SENIMAN DAN MASALAHNYA

Sumber: Indonesia Raya, No. 116 (Nomor Hari Raya Idul Fitri 1374 H), Tahun VI, 21 Mei 1955, hlm. 5.

Karangan ini adalah ceramah yang diberikan pengarang Amerika yang terkenal, Richard Wright, pada malam yang diselenggarakan oleh BMKN dan PEN Club Indonesia tanggal 2 Mei yang lalu di Balai Budaya, Jakarta.

Dalam membicarakan masalah-masalah seniman ini, maka pertama-tama hendak saya jelaskan, bahwa seniman yang saya maksud dalam ceramah ini ialah pengarang. Saya adalah seorang pengarang, dan saya rasa lebih baik saya batasi pembicaraan malam ini pada pengarang sebagai seniman dan masalah-masalahnya.

Masalah pengarang dan “khalayak”nya (audience)

Dalam masyarakat dunia kini ada masalah hubungan pengarang dengan khalayaknya. Hal ini jauh berbeda dengan masa dahulu, ketika cerita-cerita dikisahkan dalam kalangan-kalangan kecil yang langsung mendengar dari mulut tukang cerita, dan pengalaman-pengalaman diceritakan pada pendengar-pendengar secara dekat. Dewasa ini kita lihat, bahwa hubungan antara pengarang dengan khalayaknya telah menjadi jauh, dan kehilangan hubungan kepribadian. Pengarang kini menulis tidaklah semata-mata untuk menceritakan pengalamannya pada pendengar-pendengarnya, akan tetapi lebih banyak menulis untuk menyampaikan sesuatu pada pembacanya. Masyarakat modern kini, kita lihat telah pecah dalam macam-macam fragmen, dan si seniman mencoba mencari kesatuan peri kemanusiaan kembali kesatuan yang telah pecah-belah karena sebab-sebab ekonomi dan politik. Dewasa ini kita lihat pula, bahwa seniman itu tidak bisa tahu lebih dahulu sambutan yang mungkin timbul terhadap tulisannya.

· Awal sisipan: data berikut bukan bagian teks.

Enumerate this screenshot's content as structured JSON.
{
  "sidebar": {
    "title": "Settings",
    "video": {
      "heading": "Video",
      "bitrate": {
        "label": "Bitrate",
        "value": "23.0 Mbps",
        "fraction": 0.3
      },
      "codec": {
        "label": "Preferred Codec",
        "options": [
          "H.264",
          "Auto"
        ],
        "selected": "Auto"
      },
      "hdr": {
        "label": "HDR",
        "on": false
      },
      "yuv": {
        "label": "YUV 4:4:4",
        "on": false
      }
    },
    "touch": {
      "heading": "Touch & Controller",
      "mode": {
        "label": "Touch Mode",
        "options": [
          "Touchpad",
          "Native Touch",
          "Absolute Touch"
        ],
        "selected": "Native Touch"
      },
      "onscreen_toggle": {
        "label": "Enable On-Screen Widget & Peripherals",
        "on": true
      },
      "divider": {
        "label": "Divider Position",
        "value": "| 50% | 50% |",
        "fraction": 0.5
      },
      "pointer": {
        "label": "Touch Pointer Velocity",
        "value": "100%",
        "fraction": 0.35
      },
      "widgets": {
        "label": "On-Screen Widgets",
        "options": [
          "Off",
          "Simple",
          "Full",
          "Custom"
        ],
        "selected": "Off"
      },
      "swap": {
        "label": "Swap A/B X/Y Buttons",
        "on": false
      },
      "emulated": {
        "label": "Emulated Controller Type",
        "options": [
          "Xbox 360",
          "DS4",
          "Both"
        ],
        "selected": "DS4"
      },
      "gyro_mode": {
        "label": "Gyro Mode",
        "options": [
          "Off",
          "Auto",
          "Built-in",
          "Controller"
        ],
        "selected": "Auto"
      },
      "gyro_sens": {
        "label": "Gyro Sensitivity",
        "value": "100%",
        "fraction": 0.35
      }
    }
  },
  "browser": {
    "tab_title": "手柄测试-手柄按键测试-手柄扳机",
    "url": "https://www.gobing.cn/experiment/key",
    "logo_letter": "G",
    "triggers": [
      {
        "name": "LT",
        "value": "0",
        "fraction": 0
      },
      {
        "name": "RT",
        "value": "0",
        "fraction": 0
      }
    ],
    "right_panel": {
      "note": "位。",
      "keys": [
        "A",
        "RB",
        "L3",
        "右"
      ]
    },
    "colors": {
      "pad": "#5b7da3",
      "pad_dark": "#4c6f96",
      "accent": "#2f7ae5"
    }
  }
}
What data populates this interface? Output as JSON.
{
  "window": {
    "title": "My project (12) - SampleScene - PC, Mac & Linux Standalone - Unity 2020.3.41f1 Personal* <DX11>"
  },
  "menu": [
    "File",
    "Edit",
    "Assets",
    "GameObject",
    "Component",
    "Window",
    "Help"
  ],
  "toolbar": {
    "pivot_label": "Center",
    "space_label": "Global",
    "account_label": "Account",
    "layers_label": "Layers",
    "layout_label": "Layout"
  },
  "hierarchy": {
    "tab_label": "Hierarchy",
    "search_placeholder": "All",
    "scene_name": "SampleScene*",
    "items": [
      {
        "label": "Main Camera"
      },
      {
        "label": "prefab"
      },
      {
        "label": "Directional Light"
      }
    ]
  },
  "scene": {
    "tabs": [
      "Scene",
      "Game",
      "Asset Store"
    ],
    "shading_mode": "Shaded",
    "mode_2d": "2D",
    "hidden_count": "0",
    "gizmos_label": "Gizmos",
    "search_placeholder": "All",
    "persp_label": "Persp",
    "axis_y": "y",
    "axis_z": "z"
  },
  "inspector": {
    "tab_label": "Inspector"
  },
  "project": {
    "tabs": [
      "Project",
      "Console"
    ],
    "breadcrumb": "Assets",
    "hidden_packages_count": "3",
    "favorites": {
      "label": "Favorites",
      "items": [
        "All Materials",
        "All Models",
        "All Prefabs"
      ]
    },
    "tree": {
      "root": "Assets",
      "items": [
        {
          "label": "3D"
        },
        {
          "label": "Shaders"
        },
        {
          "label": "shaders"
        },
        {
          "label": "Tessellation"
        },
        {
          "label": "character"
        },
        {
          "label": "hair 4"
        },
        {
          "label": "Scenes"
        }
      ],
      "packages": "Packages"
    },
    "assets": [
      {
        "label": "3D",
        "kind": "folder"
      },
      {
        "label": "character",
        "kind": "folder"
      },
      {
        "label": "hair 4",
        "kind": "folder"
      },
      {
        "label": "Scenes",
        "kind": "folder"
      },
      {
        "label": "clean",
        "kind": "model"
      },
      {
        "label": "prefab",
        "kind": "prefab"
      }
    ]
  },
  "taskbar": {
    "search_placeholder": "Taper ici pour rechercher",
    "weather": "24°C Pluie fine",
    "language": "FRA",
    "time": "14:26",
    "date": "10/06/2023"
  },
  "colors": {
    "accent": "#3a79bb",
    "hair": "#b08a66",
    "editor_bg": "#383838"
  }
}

Tiap kali dia menulis tak ubahnya seakan cetusan api yang terlempar ke dalam kegelapan. Dia melontarkan bunyi dan menunggu echo-echo yang kembali. Maka sebenarnya dapatlah kita lihat, bahwa seniman di dunia kita adalah seorang yang berbeda dalam kesepian. Seniman kini, berlainan dari seniman di zaman dulu umpamanya, tidak mempunyai orang-orang yang menyokongnya dan membantunya.

Dia tiada mempunyai hubungan pribadi dengan publiknya.

Tambah meningkatnya modernisasi penghidupan manusia disini, pengalaman-pengalaman baru manusia, telah menyebabkan sentimen yang berperasaan halus tidak mungkin lagi menerima bentuk-bentuk ekspresi yang lama.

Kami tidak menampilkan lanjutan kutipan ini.